OOE Residents plan new Oblates park

By T.L Di Giacomo

At the beginning of June, Old Ottawa East residents and the city met to discuss the design for a park to be included in development of the Oblates lands adjacent to Saint Paul University.

Organizers presented possible layouts.

The city proposed a park with a large farmers market (32, 52, or 80 stalls), a small entrance, site furniture and trees. Officials also recommended the site include one main feature, ideas for which were posted around the room, as well as several heritage features.

Jessica Pelacios of engineering firm Novatech told residents that temperature and shade had to be considered. A northwest wind blows through the area, which might make things a little chilly. At the same time, even with the large number of trees the city intends to plant, the space will likely lack shade.

Pelacios explained some of the trees currently surrounding the area are in very poor, even dangerous condition. They must be removed. The trees that will replace them are expected to be large. They might interfere with the root system of remaining trees.

She suggested this might mean removal of all trees. The city would replace them with new ones. Special grass is to be installed, strong enough to withstand parked vehicles.

The city indicated it was taking the division of public and private space seriously. As many as 1000 new units will go into the new development.

Participants at the meeting broke off into discussion groups to tackle what people did and did not like about ideas the city had set out.

Green space was very important to most participants.
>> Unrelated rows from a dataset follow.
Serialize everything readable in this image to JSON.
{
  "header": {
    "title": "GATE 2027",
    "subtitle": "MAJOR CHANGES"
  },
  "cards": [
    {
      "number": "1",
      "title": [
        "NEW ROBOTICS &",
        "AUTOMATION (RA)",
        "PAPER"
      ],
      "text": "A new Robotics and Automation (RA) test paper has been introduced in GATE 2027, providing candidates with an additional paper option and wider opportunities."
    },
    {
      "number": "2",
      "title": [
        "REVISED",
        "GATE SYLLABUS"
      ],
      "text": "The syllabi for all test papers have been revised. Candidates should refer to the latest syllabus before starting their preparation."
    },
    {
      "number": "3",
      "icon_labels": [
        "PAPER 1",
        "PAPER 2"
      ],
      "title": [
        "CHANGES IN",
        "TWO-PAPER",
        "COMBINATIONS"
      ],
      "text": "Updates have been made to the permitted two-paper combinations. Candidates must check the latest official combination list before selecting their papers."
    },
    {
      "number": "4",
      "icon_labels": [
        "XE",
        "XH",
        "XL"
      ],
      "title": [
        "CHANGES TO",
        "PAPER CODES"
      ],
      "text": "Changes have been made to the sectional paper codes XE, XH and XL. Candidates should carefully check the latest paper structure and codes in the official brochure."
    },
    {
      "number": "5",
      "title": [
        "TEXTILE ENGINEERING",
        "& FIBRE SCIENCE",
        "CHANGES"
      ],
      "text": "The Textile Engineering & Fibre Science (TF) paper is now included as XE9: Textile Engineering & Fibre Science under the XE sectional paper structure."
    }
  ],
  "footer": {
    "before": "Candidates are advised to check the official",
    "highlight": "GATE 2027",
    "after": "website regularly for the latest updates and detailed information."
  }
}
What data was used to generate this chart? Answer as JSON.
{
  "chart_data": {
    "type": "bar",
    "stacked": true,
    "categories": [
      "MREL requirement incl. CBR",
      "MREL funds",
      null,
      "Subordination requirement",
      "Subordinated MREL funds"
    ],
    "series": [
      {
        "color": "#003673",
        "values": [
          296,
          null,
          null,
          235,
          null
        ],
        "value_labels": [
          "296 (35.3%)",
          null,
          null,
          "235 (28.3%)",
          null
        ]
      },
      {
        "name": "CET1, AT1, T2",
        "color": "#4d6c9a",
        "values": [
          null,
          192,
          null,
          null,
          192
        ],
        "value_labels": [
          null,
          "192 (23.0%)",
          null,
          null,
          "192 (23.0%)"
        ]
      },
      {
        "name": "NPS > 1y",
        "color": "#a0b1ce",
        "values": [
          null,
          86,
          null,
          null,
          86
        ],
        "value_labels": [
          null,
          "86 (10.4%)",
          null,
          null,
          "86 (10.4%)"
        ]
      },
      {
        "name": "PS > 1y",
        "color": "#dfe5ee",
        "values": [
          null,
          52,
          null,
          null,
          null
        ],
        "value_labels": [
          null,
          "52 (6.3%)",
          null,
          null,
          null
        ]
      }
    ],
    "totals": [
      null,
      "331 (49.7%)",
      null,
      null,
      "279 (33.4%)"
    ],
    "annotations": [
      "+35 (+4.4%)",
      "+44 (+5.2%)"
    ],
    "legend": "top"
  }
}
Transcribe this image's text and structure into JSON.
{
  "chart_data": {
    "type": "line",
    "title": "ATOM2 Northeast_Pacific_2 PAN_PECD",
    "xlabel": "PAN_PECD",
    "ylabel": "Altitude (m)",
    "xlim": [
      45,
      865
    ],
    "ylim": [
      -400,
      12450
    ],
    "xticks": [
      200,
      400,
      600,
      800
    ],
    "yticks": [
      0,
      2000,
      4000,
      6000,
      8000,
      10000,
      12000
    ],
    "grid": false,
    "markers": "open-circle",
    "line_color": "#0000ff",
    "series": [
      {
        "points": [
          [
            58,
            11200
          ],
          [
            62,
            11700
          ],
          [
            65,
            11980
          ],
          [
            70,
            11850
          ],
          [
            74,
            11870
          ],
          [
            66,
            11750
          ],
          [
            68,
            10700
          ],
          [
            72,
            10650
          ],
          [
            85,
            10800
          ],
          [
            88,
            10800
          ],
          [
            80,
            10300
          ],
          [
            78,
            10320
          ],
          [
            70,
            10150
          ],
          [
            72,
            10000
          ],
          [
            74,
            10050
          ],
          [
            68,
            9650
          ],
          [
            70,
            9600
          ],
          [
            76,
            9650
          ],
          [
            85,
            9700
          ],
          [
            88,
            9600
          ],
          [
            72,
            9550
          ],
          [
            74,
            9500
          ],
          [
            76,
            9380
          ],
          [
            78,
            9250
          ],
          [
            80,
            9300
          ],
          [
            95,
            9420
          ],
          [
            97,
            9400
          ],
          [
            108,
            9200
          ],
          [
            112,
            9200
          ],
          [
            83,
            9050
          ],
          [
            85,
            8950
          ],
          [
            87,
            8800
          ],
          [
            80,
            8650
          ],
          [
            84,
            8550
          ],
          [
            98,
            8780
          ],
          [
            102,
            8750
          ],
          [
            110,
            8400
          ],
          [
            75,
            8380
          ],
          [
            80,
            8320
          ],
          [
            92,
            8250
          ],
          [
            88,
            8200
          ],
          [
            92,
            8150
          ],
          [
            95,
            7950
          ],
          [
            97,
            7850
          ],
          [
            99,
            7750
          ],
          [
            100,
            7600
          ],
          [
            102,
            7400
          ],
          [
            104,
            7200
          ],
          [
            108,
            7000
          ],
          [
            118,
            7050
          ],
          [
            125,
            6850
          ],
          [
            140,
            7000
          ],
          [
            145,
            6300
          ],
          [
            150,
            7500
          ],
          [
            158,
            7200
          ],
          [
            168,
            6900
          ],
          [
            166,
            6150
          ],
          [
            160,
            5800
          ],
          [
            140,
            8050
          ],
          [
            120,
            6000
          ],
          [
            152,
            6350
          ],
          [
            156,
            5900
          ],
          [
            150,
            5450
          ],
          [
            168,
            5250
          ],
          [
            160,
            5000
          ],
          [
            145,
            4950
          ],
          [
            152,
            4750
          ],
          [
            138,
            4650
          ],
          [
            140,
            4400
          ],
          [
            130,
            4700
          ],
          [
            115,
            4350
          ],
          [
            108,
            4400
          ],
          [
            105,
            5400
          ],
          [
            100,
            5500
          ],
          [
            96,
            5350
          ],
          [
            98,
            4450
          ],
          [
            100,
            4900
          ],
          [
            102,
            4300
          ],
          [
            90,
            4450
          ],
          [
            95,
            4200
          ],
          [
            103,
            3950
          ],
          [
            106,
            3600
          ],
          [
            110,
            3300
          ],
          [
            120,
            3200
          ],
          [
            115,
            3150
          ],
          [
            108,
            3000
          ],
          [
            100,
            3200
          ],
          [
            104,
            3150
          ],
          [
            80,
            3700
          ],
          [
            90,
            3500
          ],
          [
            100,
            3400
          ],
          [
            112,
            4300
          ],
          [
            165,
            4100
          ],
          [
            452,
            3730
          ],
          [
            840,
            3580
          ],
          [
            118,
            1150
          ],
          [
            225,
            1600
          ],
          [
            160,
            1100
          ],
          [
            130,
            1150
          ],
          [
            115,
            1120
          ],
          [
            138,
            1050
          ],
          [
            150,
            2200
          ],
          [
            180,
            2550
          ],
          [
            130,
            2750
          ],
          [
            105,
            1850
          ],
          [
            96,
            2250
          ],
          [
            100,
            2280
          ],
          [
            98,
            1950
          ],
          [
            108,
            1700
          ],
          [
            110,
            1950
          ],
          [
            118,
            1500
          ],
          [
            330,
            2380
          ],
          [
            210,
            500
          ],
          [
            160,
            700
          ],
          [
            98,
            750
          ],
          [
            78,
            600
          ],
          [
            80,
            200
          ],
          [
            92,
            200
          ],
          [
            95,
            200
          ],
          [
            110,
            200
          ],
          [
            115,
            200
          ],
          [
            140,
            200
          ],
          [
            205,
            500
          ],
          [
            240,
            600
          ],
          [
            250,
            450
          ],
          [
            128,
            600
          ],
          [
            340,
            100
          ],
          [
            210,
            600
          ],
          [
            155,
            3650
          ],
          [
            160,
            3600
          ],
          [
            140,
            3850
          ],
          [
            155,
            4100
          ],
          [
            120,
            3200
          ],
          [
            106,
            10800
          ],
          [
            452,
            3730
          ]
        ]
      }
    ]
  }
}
“This is our only new park,” one said. “Don’t pave it!”

Elements that encouraged activity, such as tables for ping-pong and chess, as well as grassy areas for bocce or Frisbee also won residents’ favour. People wanted a stage for special events.

Many were fond of the idea of a 10 x 25-metre splash pad. A few recommended the splash pad convert into a skating rink in winter.

Not all questions could be resolved. Issues such as parking and the separation of pedestrians and cyclists remained. People couldn’t answer whether park seating should be temporary or permanent or whether a large farmers market might have a negative impact on nearby outdoor cafés.

Plans were to be finalized at the end of June.